Também poderia haver implicações imprevisíveis para uma campanha eleitoral em que Trump liderava Biden – mesmo antes de a campanha do presidente entrar em queda livre com o seu desempenho desastroso no debate. E a atmosfera em torno da Convenção Nacional Republicana em Milwaukee esta semana será ainda mais intensa.
Já no sábado, houve pedidos de investigação sobre como um atirador – fora do perímetro de segurança do comício – conseguiu ter Trump na mira numa enorme violação de segurança que repercutirá durante meses e terá implicações em todos os futuros eventos presidenciais e de campanha.
Muitos políticos de ambos os lados já lamentam o calor da retórica política, seguindo mais uma indicação assustadora do que ela pode produzir numa nação onde as armas são tão facilmente acessíveis.
Resta saber se o choque dos acontecimentos de sábado, que poderiam ter sido muito piores, contribuirá para domar uma cultura política tóxica na qual Trump é um participante entusiasta.
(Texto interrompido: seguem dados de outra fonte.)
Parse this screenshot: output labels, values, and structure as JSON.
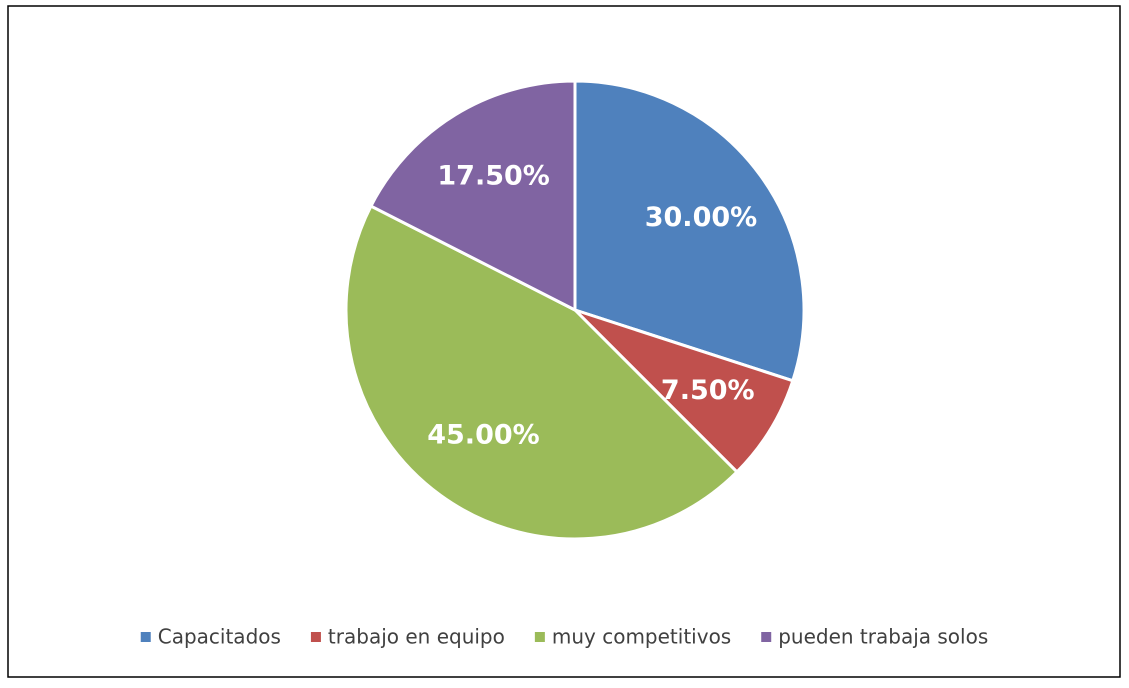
{
  "chart_data": {
    "type": "pie",
    "categories": [
      "Capacitados",
      "trabajo en equipo",
      "muy competitivos",
      "pueden trabaja solos"
    ],
    "values": [
      30,
      7.5,
      45,
      17.5
    ],
    "value_labels": [
      "30.00%",
      "7.50%",
      "45.00%",
      "17.50%"
    ],
    "colors": [
      "#4f81bd",
      "#c0504d",
      "#9bbb59",
      "#8064a2"
    ],
    "legend": "bottom"
  }
}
Numa das reações mais comoventes, Giffords disse num comunicado: “A violência política é aterrorizante. Eu sei”. Ela acrescentou: “Estou mantendo em meu coração o ex-presidente Trump e todos os afetados pelo ato indefensável de violência de hoje. A violência política é antiamericana e nunca aceitável – nunca.”
Infelizmente, a história sugere que a violência, embora indefensável, é também uma cicatriz por excelência na política americana.